Source: Minnesota Department of Natural Resources

 
Most recently, a liberal California judge, in the bluest state in the nation that’s roughly double the size of Minnesota, yet with 270 times fewer gray wolves in existence, relisted the gray wolves under the ESA, taking away our own power to manage populations.
 
We have the scientists, know-how, and experience to responsibly manage the gray wolf, including implementing a hunting and trapping season. This is our way of life in Minnesota, and if wolves are above their ESA targets, which they are, federal bureaucrats in Washington, D.C. or judges in California, should not be able to take away our management powers, just because of their ideological views, or because they want to give favors to radical activist groups.
 
It’s far past time to get the Federal government out of the way and allow state and local authorities to manage our gray wolf populations.
 
In order to accomplish this, we need to modernize the ESA. That’s why I introduced the Manage Our Predators Act with my neighbor to the east, Rep.
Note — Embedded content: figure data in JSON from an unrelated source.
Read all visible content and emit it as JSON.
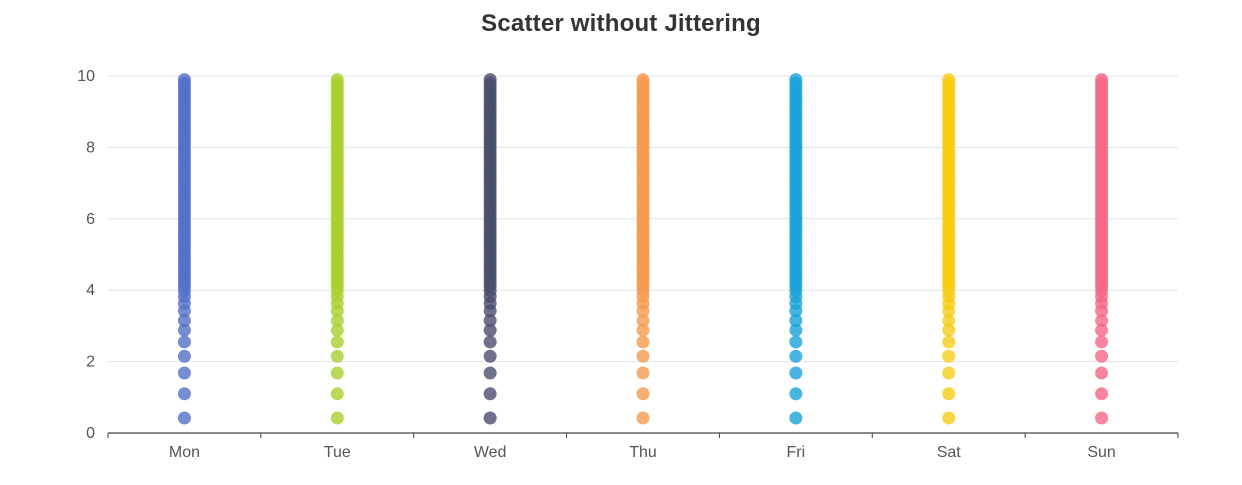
{
  "chart_data": {
    "type": "scatter",
    "title": "Scatter without Jittering",
    "xlabel": "",
    "ylabel": "",
    "categories": [
      "Mon",
      "Tue",
      "Wed",
      "Thu",
      "Fri",
      "Sat",
      "Sun"
    ],
    "ylim": [
      0,
      10
    ],
    "yticks": [
      "0",
      "2",
      "4",
      "6",
      "8",
      "10"
    ],
    "grid": true,
    "legend": "none",
    "colors": [
      "#5470c6",
      "#a8d12f",
      "#4a4e6e",
      "#f59a4d",
      "#1aa3d9",
      "#f8cc14",
      "#f56686"
    ],
    "y_values": [
      0.42,
      1.1,
      1.68,
      2.15,
      2.55,
      2.88,
      3.15,
      3.42,
      3.63,
      3.82,
      3.98,
      4.1,
      4.2,
      4.3,
      4.4,
      4.5,
      4.6,
      4.7,
      4.8,
      4.9,
      5.0,
      5.1,
      5.2,
      5.3,
      5.4,
      5.5,
      5.6,
      5.7,
      5.8,
      5.9,
      6.0,
      6.1,
      6.2,
      6.3,
      6.4,
      6.5,
      6.6,
      6.7,
      6.8,
      6.9,
      7.0,
      7.1,
      7.2,
      7.3,
      7.4,
      7.5,
      7.6,
      7.7,
      7.8,
      7.9,
      8.0,
      8.1,
      8.2,
      8.3,
      8.4,
      8.5,
      8.6,
      8.7,
      8.8,
      8.9,
      9.0,
      9.1,
      9.2,
      9.3,
      9.4,
      9.5,
      9.6,
      9.7,
      9.8,
      9.9
    ]
  }
}
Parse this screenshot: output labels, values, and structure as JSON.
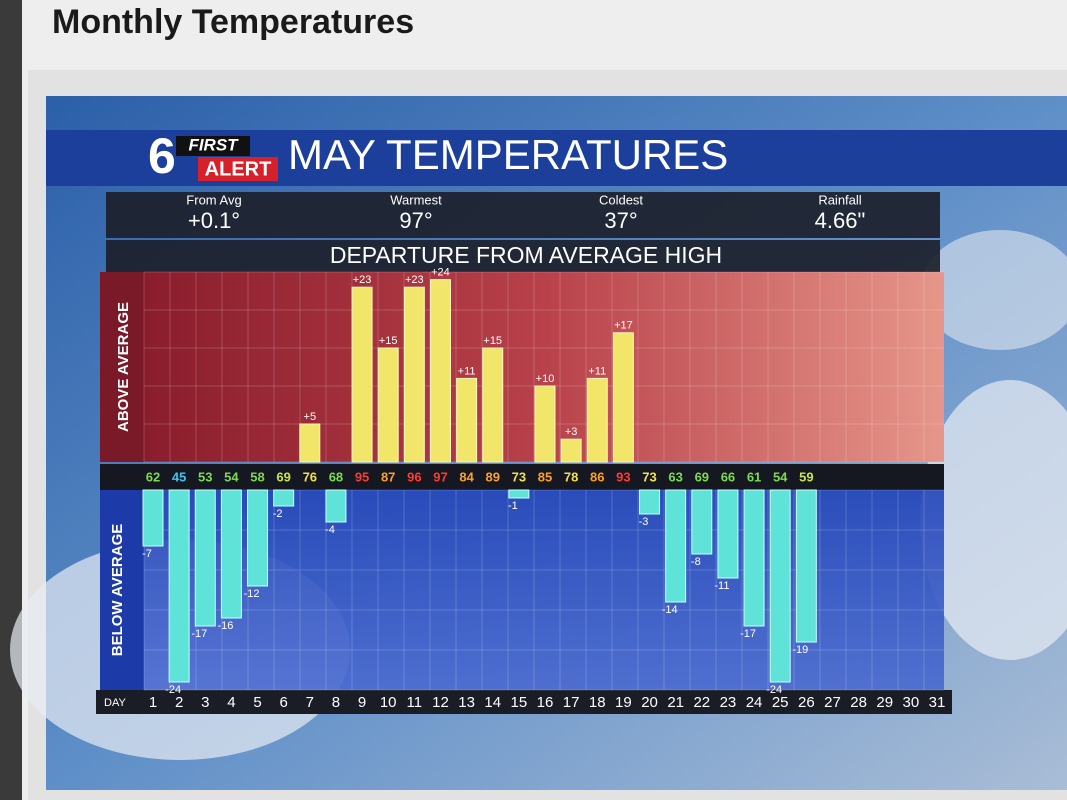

Tom Tiffany, which removes the ability for these judges from faraway places to dictate how we manage the wildlife in our own backyard.
 
The ESA as it’s written has failed America and its species. It’s instead abused by the wealthy green lobby as a cash fund for lawyers. Although our commonsense bill is a small step forward, I hope we build on this reform to make the ESA work for people and animals once again.
 
Actions like these are critical to both protecting our species and the livelihoods of the American people.